Type I diabetes mellitus results from an autoimmune destruction of pancreatic beta-cells. Cytokines, such as interleukin-1beta and interferon-gamma, are putative mediators of immune-induced beta-cell death and, under in vitro conditions, cause beta-cell apoptosis. We have recently shown that interleukin-1beta + interferon-gamma modifies the expression of >200 genes in beta-cells. Several of these genes are putative targets for the transcription factor nuclear factor-kappaB (NF-kappaB), and in subsequent experiments we showed that NF-kappaB activation is mostly pro-apoptotic in beta-cells. To identify cytokine-induced and NF-kappaB-regulated genes in primary rat beta-cells, we presently combined two experimental approaches: 1) blocking of NF-kappaB activation in cytokine-exposed beta-cells by a recombinant adenovirus (AdIkappaB((SA)2)) containing an inhibitor of NF-kappaB a(IkappaBac) super-repressor (S32A/S36A) and 2) study of gene expression by microarray analysis.
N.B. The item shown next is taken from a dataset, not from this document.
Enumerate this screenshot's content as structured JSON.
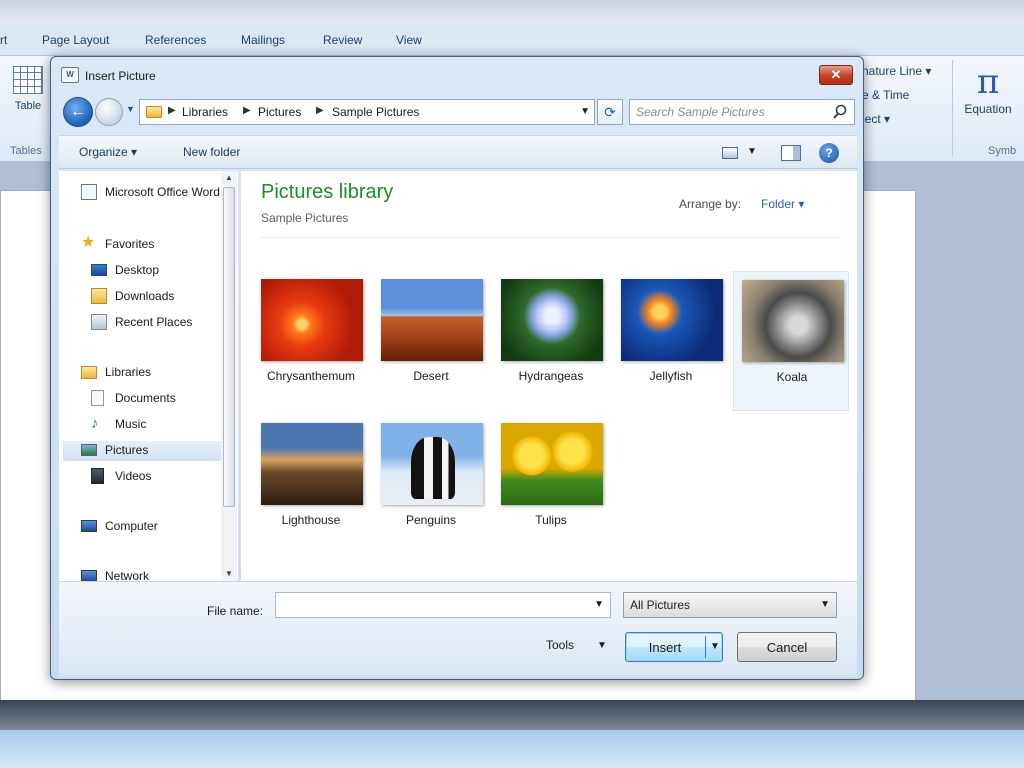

We identified 66 cytokine-modified and NF-kappaB-regulated genes in beta-cells. Cytokine-induced NF-kappaB activation de. creased Pdx-1 and increased c-Myc expression. This, together with NF-kappaB-dependent inhibition of Glut-2, prohormone convertase-1, and lsl-1 expression, probably contributes to the loss of differentiated beta-cell functions. NF-kappaB also regulates several genes encoding for chemokines and cytokines in beta-cells. The present data suggest that NF-kappaB is a key "switch regulator" of transcription factors and gene networks controlling cytokine-induced beta-cell dysfunction and death.